En el taller de los jueves, andamos quemándonos los ojos, los dedos, todo; con una serie de textos en relación al FUEGO. Aquí uno de ellos.
DE CÓMO DEJARSE CAER
DE LA SARTÉN AL FUEGO. (La cocina de la escritura, de Rosario Ferré)
A lo largo del tiempo, las
mujeres narradoras han escrito por múltiples razones: Emily Brontë escribió
para demostrar la naturaleza revolucionaria de la pasión; Virginia Woolf para
exorcizar su terror a la locura y a la muerte; Joan Didion escribe para
descubrir lo que piensa y cómo piensa; Clarice Lispector descubre en su
escritura una razón para amar y ser amada. En mi caso, escribir es una voluntad
a la vez constructiva y destructiva; una posibilidad de crecimiento y de
cambio. Escribo para edificarme palabra a palabra; para disipar mi terror a la
inexistencia, como rostro humano que había. En este sentido, la frase
"lengua materna" ha cobrado para mí, en años recientes, un
significado especial.
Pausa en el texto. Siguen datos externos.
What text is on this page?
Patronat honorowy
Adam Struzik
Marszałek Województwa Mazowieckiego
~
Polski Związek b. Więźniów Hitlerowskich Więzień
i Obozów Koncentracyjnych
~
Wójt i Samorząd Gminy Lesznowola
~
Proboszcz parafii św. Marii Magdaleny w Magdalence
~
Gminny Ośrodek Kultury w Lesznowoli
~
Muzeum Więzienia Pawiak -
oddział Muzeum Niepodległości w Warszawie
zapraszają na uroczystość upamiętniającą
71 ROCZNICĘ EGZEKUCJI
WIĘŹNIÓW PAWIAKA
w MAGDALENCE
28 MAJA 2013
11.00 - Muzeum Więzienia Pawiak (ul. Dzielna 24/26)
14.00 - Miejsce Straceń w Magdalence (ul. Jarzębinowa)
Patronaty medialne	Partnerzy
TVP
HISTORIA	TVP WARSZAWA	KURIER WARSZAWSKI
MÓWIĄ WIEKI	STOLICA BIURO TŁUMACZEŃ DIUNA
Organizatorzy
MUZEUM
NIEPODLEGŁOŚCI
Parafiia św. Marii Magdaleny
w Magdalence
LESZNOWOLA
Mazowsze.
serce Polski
Este significado se le hizo evidente a un escritor judo
llamado Juan, hace casi dos mil años, cuando empezó su libro diciendo: "En
el principio fue el Verbo". Como evangelista, Juan era ante todo escritor,
y se refería al verbo en un sentido literario, como principio creador, sean
cuales fuesen las interpretaciones que posteriormente le adjudicó la Teología a
su célebre frase. Este significado que Juan le reconoció al Verbo yo prefiero
atribuírselo a la lengua; más específicamente, a la palabra. El verbo-padre puede
ser transitivo o intransitivo, presente, pasado o futuro, pero la palabra-madre
nunca cambia, nunca muda de tiempo. Sabemos que si confiamos en ella, nos
tomará de la mano para que emprendamos nuestro propio camino.